A floor (L51) of crushed and tamped chalk, similar to the floor in Square 1, was exposed. A water channel (Figs. 3: Section 2-2, 6), covered with small uneven stone slabs, was found beneath it (Fig. 3, A). The channel (width 0.12 m, width of sides A1, A2 0.18 m, depth 0.2 m) conveyed drinking water from north to south.
The ceramic artifacts found above the floor included bowls (Fig. 7:1–5), among them a deep bowl (Fig. 7:1), a bowl with a green monochrome glaze, smeared with dark brown paint on the inside and drops of glaze on the outside (Fig. 7:2) and a bowl glazed yellow on the inside (Fig. 7:5), cooking pots (Fig. 7:6–8), a jug (Fig. 7:9) and a decorated handle of a jug (Fig. 7:10).
A floor that also consisted of crushed and tamped chalk was exposed (L52; Fig. 8).

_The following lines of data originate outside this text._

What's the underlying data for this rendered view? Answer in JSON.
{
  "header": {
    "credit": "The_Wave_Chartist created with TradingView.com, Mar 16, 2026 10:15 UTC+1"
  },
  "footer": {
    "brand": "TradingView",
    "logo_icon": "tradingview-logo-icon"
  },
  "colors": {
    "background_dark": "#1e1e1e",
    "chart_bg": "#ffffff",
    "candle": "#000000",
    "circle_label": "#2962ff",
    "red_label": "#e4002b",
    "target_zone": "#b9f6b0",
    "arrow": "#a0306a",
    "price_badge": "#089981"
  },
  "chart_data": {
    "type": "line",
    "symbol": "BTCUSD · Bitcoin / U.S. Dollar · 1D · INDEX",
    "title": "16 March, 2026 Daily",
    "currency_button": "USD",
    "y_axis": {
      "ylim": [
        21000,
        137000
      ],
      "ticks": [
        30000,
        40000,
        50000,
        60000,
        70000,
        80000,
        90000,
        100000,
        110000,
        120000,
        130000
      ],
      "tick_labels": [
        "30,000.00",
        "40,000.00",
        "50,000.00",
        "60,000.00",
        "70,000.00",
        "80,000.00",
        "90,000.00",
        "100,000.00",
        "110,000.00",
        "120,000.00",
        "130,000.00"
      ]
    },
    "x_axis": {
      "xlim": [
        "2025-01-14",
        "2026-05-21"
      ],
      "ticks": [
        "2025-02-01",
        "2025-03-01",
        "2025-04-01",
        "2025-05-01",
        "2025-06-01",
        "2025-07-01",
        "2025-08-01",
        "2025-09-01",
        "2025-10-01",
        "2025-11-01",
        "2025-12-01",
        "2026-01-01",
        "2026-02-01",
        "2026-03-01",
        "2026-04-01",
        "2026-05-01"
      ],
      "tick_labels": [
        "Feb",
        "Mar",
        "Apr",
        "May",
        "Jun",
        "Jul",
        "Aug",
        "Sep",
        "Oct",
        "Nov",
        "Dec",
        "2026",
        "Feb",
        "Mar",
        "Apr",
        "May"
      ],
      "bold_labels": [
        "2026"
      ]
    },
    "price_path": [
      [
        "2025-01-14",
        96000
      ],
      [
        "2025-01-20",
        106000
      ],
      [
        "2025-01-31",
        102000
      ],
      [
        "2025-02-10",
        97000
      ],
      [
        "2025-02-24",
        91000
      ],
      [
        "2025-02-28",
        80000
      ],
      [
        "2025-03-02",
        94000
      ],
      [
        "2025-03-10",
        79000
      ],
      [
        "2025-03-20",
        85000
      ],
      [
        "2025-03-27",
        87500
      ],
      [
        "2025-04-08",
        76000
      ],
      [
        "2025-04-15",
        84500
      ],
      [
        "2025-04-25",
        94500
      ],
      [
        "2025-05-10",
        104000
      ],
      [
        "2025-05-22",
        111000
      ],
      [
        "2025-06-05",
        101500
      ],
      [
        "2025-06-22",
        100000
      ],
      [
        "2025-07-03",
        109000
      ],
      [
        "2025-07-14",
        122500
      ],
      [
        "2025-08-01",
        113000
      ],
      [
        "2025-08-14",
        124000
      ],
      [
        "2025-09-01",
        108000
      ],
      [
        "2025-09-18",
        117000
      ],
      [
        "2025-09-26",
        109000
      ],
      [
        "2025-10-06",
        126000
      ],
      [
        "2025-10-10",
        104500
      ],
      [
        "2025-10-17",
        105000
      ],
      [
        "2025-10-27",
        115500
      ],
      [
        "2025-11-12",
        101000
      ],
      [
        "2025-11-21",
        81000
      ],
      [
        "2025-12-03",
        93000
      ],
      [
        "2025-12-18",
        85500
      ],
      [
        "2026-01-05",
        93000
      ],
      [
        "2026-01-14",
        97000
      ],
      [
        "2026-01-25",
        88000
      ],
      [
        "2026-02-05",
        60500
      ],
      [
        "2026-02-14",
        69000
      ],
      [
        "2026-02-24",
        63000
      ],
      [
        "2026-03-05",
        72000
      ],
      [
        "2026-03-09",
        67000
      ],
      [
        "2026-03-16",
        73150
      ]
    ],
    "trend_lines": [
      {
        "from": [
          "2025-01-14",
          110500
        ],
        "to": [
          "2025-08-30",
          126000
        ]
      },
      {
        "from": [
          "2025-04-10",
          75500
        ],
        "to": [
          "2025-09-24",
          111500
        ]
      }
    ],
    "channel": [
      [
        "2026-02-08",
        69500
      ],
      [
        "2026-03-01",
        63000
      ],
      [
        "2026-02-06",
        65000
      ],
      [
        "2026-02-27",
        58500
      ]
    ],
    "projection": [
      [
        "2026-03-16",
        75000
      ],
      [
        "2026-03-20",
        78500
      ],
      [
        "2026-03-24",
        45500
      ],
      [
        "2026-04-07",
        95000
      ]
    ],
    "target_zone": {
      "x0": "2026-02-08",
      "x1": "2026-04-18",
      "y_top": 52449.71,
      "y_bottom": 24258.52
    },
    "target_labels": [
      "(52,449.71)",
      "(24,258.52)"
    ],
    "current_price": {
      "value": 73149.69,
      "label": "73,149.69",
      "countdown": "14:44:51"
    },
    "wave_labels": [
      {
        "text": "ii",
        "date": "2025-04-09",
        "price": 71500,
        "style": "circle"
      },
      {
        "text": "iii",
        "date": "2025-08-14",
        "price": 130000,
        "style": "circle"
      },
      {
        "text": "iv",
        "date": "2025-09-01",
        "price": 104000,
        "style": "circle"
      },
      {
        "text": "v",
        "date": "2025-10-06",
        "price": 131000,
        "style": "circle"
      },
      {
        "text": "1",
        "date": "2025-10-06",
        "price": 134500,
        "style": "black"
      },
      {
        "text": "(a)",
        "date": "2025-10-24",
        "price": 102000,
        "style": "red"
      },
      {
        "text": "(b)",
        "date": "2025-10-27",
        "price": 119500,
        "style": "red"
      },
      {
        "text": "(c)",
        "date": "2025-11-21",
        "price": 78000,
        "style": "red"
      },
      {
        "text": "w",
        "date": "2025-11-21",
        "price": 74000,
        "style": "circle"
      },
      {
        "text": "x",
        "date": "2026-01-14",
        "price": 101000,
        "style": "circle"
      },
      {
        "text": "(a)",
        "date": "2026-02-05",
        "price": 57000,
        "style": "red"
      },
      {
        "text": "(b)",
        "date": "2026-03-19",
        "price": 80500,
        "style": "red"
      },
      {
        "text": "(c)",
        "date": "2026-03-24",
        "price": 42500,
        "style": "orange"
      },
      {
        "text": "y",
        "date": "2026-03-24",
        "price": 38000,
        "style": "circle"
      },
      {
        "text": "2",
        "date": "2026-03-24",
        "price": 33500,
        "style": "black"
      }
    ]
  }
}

The pottery above the floor included a deep bowl (Fig. 9:1), a bowl glazed yellow on the inside and above the rim on the outside (Fig. 9:2), a kerbschnitt-type bowl (Fig. 9:3), a bowl of brown clay (Fig. 9:4), buff bowls (Fig. 9:5, 6), jars (Fig. 9:8, 9) and a buff juglet (Fig. 9:11). The potsherds beneath the floor included a green monochrome glazed bowl smeared with dark brown paint on the inside and drops of glaze on the outside (Fig. 9:7) and a jug (Fig. 9:10).
The architectural remains uncovered in the excavation belonged to buildings and installations of the Early Islamic period (eighth–eleventh centuries CE) and extended beyond the limits of the excavation area. A similar picture was revealed in excavation areas located further away from the center of the city in this period.
The buildings/installations ceased to be used during the eleventh century CE, probably subsequent to the earthquakes that struck the city in the years 1033 and 1068 CE.